On the way to the hostel I stopped by a corner convenience store and grabbed a bottle of cola which would come in handy with all the rum that was sloshing around my pack waiting to be cracked with dinner. When I left the store, I saw that my hotel was just across the way and practically skipped the rest of the way there. That is probably the greatest magic to arriving in place that is totally foreign to you - you're suddenly a child again. Everything is immediately as new as the world is to a five year old: you can't understand anyone around you, finding a metro station or a hostel is a task, even buying a pack of smokes or ordering coffee becomes an adventure.
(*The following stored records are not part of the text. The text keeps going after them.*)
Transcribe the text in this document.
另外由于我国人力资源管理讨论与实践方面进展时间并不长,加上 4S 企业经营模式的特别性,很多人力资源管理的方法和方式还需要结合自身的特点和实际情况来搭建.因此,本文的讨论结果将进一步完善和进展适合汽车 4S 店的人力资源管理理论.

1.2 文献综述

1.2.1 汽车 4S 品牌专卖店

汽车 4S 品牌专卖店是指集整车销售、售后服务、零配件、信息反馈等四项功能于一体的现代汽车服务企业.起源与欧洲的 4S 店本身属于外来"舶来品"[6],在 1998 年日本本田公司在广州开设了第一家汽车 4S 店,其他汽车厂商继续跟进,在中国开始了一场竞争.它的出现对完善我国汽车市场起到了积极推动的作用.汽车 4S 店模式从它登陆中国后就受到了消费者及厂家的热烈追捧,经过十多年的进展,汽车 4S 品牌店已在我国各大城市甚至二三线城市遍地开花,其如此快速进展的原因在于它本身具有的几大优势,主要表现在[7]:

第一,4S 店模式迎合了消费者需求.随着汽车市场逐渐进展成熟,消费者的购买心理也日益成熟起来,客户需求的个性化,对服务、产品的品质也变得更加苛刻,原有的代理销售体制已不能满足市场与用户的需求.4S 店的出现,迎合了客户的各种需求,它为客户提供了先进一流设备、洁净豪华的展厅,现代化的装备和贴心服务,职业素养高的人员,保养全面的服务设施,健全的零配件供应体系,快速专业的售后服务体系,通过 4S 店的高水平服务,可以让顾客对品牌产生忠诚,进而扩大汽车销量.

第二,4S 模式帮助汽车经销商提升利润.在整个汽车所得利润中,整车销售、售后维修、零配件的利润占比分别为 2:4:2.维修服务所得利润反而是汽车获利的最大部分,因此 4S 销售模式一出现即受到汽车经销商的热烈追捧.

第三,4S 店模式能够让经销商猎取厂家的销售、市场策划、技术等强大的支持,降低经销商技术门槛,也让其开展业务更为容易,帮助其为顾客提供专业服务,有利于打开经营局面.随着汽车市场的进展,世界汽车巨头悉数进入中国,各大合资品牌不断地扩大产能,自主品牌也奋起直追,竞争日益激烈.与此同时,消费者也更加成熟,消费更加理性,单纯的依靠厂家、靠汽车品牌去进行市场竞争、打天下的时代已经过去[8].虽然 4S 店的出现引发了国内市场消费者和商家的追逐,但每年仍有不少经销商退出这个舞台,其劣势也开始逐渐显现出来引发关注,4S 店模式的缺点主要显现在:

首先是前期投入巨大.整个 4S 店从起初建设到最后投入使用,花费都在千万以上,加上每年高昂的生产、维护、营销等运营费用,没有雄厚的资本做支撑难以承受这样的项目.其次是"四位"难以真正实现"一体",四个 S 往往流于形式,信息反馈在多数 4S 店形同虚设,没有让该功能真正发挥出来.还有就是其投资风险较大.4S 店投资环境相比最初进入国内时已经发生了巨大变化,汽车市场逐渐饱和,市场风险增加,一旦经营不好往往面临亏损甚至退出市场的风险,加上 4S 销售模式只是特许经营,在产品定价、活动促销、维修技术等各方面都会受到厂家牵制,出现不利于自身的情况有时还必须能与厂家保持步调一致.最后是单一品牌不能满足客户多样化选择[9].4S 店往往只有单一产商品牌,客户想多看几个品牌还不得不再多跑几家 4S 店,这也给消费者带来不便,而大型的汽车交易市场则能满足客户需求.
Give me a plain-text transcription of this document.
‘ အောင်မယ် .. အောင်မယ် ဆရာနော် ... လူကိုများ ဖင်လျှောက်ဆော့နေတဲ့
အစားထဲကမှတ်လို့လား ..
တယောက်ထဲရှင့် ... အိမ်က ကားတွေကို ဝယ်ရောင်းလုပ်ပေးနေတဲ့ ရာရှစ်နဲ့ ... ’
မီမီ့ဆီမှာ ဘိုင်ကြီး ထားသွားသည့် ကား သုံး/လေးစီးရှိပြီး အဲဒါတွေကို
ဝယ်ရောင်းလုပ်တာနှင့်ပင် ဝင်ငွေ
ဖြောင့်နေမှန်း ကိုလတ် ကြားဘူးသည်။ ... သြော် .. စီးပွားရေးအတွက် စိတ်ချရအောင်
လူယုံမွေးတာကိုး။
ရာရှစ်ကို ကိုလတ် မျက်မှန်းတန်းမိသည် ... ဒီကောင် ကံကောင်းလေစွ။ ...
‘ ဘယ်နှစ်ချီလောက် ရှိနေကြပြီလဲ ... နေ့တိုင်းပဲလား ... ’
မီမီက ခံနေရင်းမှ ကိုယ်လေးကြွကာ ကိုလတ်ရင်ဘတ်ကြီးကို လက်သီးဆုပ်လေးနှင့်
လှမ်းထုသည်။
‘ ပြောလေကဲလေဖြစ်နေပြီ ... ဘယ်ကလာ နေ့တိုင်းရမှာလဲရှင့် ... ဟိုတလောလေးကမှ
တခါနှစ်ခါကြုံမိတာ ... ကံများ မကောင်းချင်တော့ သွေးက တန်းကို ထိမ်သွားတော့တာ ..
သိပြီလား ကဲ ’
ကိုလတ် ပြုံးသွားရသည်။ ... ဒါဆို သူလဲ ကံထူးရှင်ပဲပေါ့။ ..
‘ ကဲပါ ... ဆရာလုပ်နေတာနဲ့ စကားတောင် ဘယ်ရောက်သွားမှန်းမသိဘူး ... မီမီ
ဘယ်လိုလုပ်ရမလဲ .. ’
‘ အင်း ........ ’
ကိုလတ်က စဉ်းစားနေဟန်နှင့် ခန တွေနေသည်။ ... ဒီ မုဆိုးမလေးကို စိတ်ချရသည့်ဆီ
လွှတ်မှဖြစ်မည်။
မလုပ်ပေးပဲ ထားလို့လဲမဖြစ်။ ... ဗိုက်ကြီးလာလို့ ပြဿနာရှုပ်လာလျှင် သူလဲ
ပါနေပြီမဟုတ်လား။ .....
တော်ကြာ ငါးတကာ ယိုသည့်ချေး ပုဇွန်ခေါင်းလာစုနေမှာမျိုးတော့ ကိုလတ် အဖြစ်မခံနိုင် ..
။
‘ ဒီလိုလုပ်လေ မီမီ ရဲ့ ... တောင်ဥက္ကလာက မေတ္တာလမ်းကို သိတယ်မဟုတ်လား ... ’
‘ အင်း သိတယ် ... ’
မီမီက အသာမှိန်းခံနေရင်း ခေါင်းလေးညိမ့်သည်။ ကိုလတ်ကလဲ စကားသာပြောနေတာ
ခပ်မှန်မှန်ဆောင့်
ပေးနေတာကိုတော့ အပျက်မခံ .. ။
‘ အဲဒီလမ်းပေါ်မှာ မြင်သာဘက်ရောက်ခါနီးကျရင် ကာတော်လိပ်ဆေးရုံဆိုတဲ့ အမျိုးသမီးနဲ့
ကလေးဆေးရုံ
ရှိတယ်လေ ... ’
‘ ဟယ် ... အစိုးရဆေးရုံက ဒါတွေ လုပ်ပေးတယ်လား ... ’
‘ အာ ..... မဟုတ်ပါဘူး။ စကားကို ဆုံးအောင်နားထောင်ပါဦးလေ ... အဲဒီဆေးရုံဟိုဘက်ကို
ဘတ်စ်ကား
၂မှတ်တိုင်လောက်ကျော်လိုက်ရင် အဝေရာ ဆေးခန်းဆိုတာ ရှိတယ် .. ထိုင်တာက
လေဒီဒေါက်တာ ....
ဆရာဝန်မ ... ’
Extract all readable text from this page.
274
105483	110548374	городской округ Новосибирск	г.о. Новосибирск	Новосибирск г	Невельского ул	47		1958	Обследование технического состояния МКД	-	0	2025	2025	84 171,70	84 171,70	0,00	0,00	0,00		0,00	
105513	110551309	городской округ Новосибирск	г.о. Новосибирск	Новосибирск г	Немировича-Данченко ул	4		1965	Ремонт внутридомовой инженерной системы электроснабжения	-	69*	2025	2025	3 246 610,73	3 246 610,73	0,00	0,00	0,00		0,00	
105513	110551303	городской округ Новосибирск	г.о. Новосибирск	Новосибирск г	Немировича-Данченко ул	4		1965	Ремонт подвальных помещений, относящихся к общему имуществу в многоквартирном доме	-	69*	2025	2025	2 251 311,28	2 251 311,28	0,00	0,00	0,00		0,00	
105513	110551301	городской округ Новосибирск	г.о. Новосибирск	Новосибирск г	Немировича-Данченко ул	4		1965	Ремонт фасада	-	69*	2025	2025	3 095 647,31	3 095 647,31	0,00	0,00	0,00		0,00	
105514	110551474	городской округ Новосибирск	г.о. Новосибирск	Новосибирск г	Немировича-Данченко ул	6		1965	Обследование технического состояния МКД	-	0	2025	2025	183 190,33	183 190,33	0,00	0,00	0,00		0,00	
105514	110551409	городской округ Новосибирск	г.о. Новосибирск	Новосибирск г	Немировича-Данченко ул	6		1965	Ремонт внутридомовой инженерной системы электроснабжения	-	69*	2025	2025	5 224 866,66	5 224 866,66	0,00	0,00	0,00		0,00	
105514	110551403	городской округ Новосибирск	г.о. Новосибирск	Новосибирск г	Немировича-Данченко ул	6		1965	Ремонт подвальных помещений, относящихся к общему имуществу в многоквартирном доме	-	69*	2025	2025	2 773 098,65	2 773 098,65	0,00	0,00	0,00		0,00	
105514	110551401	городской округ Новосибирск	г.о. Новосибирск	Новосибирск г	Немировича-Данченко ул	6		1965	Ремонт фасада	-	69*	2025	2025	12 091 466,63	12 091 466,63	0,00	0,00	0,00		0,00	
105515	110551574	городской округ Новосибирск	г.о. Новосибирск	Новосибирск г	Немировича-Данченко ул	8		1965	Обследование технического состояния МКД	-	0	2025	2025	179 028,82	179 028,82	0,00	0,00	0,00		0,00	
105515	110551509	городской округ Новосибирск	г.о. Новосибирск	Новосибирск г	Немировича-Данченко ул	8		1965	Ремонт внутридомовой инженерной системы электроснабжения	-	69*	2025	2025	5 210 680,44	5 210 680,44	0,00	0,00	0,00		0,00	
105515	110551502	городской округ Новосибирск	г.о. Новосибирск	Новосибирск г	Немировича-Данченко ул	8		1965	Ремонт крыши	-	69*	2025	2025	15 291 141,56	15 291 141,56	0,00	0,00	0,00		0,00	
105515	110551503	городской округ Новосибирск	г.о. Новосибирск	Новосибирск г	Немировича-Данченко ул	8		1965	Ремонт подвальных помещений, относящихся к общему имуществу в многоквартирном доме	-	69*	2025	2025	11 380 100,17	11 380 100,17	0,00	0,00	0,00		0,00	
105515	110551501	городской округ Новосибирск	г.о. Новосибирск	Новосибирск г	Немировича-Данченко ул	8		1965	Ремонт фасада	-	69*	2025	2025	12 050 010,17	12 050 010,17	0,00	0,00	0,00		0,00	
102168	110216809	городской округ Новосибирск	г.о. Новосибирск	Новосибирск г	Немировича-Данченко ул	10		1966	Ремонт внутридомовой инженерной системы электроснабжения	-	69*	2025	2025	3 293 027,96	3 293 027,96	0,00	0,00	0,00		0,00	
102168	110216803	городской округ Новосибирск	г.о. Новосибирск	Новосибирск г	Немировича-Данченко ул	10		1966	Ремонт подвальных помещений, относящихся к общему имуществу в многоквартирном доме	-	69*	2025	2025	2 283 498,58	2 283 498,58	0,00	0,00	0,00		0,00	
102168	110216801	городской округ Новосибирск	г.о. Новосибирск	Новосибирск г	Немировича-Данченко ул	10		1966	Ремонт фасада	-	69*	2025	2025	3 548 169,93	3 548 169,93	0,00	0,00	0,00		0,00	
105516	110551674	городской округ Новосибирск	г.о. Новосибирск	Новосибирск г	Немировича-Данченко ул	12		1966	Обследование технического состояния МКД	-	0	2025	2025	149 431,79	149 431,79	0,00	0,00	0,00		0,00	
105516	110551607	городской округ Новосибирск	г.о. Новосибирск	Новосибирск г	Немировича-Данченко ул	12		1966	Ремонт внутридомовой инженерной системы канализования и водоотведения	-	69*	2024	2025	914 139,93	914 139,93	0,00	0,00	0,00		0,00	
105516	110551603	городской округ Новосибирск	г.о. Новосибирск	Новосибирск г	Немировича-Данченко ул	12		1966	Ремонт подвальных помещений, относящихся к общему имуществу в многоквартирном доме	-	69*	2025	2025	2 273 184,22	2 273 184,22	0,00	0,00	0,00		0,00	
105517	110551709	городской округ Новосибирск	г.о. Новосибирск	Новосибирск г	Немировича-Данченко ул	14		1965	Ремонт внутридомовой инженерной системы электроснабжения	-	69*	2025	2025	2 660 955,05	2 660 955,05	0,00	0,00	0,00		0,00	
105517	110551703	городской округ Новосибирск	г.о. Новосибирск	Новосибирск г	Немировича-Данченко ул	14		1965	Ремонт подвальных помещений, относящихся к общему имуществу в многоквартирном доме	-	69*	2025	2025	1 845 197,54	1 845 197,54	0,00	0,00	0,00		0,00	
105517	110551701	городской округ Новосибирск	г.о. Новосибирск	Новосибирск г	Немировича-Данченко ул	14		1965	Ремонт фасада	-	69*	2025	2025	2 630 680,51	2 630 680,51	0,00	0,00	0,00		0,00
I checked in without too much trouble and clomped up the stairs with my rucksack all wild haired and sporting a huge grin, looking like some crazy beatnik that just hopped off a cargo train. I threw my bag down, stretched, then pull out my mini-disc player and some micro speakers I’d smuggled along and put some music on. I realized that I was starving so I fixed a humble spread of peanuts and salami sandwiches and filled myself with its delicious simplicity. Then, I broke out the rum and coke, lit a kretek and relaxed while Cal Tjader and Booker T & the MGs banged out wonderfully soothing beats through the little speakers. Pure ecstasy. There is something incredibly beautiful and freeing about arriving alone in a city you’ve never been to and having no idea what tomorrow will bring. Only thing to do is sip your drink, smile, and see what cards you’re dealt.